As in previous years, the days of the festival celebrated the opportunity provided by almost 400 films to travel round the world, experience the most diverse milieus, ways of life, opinions and attitudes, and to put one’s own preconceptions and prejudices to the test. “The eyes of many Berlinale viewers are shining when the credits roll and they ponder the films in the Panorama, Forum or Generation sections on which they have fruitfully lavished their time in recalibrating their own world view,” wrote Robert Ide (Der Tagespiegel, February 26, 2018). The 2018 Competition was representative of the immense diversity of the entire festival. Film critic Katja Nicodemus admitted: “I have never experienced anything like it, so many different aesthetics and crazy film ideas” (NDR Online, February 22, 2018).

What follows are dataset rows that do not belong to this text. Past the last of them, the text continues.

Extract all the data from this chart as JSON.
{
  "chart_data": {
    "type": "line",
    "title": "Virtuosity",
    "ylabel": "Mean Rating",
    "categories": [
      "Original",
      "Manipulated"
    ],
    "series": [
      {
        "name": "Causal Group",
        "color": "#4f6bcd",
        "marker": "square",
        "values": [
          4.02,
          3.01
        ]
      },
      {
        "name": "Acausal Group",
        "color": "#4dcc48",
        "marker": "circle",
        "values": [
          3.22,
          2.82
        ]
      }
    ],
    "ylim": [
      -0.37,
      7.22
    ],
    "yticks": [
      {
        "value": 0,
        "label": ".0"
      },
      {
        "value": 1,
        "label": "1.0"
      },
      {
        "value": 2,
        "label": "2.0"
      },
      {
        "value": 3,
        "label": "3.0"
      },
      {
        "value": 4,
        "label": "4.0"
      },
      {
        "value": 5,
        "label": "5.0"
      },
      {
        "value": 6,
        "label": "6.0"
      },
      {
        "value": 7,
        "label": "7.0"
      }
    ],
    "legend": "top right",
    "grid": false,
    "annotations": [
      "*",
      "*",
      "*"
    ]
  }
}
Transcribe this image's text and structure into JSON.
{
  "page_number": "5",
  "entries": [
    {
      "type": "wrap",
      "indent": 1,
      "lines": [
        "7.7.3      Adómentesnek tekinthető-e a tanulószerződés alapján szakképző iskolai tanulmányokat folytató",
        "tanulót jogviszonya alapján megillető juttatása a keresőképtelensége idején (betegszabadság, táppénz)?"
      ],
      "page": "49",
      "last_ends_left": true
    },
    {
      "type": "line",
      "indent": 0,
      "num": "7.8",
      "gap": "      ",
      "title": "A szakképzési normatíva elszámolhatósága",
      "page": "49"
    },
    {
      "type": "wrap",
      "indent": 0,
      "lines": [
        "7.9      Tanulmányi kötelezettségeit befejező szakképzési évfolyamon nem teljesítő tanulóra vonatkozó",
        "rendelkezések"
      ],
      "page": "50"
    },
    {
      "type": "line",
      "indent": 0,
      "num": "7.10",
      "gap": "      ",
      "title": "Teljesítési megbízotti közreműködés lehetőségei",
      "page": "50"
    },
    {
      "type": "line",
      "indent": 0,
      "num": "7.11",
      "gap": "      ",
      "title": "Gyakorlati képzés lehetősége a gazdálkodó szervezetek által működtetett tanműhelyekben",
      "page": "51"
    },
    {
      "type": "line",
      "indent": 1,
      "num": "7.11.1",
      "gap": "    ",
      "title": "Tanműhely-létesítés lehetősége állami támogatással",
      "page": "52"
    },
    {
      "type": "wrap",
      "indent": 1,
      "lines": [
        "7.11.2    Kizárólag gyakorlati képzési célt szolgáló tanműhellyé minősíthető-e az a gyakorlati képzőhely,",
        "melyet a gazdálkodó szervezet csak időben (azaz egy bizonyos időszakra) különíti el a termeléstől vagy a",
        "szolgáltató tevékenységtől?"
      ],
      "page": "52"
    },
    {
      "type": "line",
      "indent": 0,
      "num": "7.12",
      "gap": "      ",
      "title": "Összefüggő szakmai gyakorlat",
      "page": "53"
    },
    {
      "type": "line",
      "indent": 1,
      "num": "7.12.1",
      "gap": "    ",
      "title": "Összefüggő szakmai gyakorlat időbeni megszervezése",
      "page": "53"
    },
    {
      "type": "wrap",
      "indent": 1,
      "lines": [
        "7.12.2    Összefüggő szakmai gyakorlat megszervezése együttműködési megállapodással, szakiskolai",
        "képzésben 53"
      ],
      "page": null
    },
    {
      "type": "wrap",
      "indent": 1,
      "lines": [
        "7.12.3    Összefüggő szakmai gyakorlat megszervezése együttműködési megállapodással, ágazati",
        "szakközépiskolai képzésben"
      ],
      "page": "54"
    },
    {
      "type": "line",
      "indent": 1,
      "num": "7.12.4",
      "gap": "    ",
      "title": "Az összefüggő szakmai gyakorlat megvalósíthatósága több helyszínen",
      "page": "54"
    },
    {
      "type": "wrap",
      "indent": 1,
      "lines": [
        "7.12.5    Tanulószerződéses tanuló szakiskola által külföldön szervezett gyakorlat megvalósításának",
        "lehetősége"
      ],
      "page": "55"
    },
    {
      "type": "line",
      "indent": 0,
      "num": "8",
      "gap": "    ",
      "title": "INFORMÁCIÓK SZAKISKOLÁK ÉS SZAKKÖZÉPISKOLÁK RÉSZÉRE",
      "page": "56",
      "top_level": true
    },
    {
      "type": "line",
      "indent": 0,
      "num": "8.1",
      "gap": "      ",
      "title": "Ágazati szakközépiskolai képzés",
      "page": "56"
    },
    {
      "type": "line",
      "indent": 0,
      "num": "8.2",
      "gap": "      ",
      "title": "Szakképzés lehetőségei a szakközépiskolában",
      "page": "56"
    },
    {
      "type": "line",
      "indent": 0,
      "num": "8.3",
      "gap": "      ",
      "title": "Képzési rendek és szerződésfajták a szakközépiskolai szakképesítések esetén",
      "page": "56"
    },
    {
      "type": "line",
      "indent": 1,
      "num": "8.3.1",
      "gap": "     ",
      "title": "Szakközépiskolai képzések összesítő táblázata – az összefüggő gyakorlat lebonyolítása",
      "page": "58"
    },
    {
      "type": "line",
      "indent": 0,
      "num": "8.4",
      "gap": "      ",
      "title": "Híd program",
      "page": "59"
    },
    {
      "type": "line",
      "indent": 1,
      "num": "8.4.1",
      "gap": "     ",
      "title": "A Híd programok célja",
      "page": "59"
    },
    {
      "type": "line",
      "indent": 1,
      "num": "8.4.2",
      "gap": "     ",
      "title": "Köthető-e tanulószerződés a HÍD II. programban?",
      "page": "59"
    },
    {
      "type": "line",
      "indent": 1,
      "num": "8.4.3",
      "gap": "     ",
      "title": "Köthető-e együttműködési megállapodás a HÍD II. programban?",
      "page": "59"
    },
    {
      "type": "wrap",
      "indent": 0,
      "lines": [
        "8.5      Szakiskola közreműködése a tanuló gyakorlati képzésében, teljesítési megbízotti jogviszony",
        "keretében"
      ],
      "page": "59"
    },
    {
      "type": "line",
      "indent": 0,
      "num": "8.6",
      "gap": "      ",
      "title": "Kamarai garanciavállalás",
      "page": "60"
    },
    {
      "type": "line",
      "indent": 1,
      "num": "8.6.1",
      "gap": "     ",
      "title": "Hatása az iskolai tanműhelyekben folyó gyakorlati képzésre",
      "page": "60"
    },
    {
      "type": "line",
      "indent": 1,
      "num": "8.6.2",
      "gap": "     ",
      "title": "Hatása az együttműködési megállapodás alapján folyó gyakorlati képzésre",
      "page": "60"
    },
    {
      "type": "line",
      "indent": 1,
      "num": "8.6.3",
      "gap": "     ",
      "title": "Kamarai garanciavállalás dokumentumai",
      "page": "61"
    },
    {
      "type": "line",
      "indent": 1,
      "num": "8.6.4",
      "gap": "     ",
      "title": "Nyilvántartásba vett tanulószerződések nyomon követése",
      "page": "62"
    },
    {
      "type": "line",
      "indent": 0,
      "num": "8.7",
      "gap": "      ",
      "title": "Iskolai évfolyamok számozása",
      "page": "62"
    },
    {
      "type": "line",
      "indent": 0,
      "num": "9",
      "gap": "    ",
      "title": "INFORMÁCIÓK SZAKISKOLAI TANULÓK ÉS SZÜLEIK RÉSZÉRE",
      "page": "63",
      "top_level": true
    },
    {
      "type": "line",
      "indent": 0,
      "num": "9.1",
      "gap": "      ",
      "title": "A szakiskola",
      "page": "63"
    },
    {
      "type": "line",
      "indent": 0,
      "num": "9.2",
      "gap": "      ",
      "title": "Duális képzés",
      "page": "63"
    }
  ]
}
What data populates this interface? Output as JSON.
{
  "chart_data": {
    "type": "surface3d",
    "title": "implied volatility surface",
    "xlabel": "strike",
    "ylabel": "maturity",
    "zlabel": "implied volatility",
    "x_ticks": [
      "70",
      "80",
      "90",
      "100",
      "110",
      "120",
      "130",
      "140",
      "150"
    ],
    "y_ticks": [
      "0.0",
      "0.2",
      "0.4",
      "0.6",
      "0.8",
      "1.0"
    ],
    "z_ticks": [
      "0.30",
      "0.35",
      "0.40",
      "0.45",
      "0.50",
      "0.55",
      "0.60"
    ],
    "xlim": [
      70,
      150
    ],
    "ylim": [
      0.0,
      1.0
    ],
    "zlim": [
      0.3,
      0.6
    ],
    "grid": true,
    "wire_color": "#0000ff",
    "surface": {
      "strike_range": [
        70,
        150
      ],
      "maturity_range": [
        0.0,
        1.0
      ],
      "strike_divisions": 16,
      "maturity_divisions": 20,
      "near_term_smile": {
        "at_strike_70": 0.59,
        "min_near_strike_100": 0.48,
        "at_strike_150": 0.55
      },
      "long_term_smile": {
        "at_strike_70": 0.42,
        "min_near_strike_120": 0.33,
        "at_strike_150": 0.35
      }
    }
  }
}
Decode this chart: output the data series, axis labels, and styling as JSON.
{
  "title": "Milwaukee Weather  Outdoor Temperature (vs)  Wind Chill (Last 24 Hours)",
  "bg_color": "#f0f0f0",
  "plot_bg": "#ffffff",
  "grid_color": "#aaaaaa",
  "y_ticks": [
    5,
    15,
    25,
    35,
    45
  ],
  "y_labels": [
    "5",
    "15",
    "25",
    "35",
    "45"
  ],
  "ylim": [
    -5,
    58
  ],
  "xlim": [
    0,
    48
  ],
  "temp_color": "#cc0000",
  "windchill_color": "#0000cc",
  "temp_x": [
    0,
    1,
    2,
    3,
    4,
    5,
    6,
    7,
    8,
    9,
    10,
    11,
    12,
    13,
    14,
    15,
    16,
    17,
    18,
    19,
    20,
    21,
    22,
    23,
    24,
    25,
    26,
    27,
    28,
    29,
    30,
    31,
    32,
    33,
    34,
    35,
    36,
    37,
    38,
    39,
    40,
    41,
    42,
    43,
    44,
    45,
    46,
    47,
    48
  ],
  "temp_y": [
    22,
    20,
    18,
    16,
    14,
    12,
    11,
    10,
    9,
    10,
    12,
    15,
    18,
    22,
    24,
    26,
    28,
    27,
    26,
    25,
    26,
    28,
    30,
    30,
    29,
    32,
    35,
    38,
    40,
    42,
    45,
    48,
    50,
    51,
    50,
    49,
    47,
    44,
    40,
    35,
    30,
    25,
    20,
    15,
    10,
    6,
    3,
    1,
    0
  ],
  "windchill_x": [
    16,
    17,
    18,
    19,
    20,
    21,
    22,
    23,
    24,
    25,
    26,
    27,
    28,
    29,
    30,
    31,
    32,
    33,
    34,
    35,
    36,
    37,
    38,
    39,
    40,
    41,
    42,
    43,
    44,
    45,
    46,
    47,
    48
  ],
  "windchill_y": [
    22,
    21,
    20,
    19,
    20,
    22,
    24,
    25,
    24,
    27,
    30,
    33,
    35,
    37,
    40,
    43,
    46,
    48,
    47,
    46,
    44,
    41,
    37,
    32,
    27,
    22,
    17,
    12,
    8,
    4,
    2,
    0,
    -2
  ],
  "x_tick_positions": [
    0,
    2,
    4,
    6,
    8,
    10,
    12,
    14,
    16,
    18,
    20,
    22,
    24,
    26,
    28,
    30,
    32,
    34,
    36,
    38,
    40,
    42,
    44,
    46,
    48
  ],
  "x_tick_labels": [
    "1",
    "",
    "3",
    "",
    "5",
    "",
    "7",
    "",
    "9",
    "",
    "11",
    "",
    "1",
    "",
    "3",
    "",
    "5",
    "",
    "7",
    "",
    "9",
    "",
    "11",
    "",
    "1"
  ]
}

For the very first time in its history, the Berlinale opened with an animated film: Wes Anderson’s Isle of Dogs was not only a curatorial stroke of luck, bringing the necessary star power to the festival’s first Red Carpet, but also a “parable of a world filled with fascist ideas of purity and exclusion” (Verena Lueken, FAZ, February 16, 2018) and hence a paradigm for the festival’s concept of diversity.